His success is an inspiration. “It’s so great for parents to see, because so many of them are so terrified of what’s going to happen as their kids get older: are they going to be able to hold a job and do things? Watching him come back and teach is a powerful tool,” said Jim Dunn, who is the global account manager for Masergy, a cloud communications company.

Back on the NYSC’s basketball court, Conor and several other children navigated an obstacle course. Under the supervision of instructors, they jumped over physical therapy wedges, wove through a line of mini-cones, and “walked the tightrope,” i.e., followed one of the lines painted on the court. “If this room is too much for them, we’ll bring them into the back room where there’s a chalkboard, so they can draw, or use Play-Doh — whatever’s good for them,” Beth Dunn explained.

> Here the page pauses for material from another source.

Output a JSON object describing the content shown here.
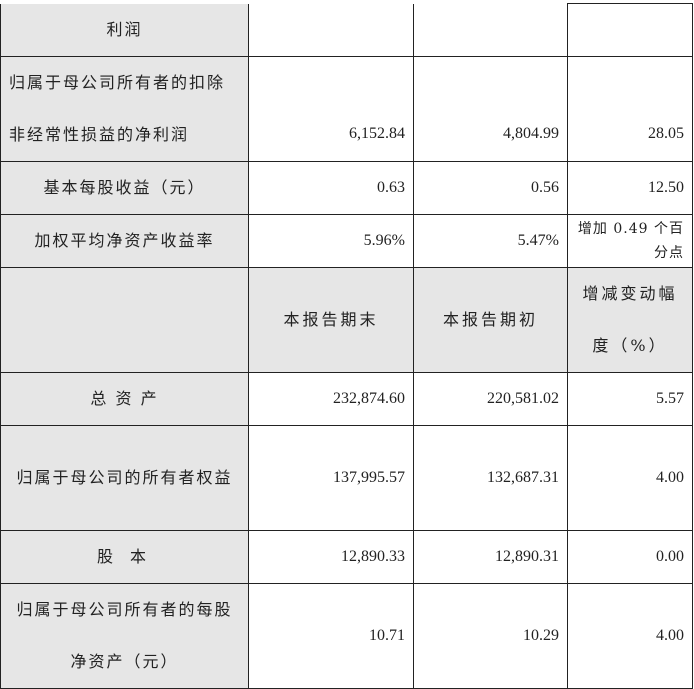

Children with autism often demonstrate remarkable abilities in unexpected areas. Jim Dunn attested to Conor’s particular expertise. “He is nonverbal to a certain extent, but he can be very expressive, and he’s wicked smart,” he said before recounting how his son, who “loves cars,” figured out a way to get behind the wheel.

“One day he got a stepstool out, pulled it to the key rack, stepped up, took the keys to my car, went to the front door that has a deadbolt on it, took a broomstick, reached up to open the deadbolt, opened the front door, walked to the car, got in, and started it,” Dunn laughed. “Now, mind you, he can’t operate the car because of the footbrake and all that, but he figured it all out.

“He’s a very intense observer of everything, so we have to be careful about what we do,” he continued, “because if he sees something once, he will not forget it. Like with locations — we could’ve been someplace once two years ago, and he will remember exactly what that place was.”

National Autism Awareness Month was launched nearly 25 years ago to call attention to this range of developmental disabilities. Autism affects individuals differently and to different degrees, but is on the rise. The Centers for Disease Control and Prevention reported last year that nearly one in 54 boys have some form of autism, compared to the 2004 rate of one in 125.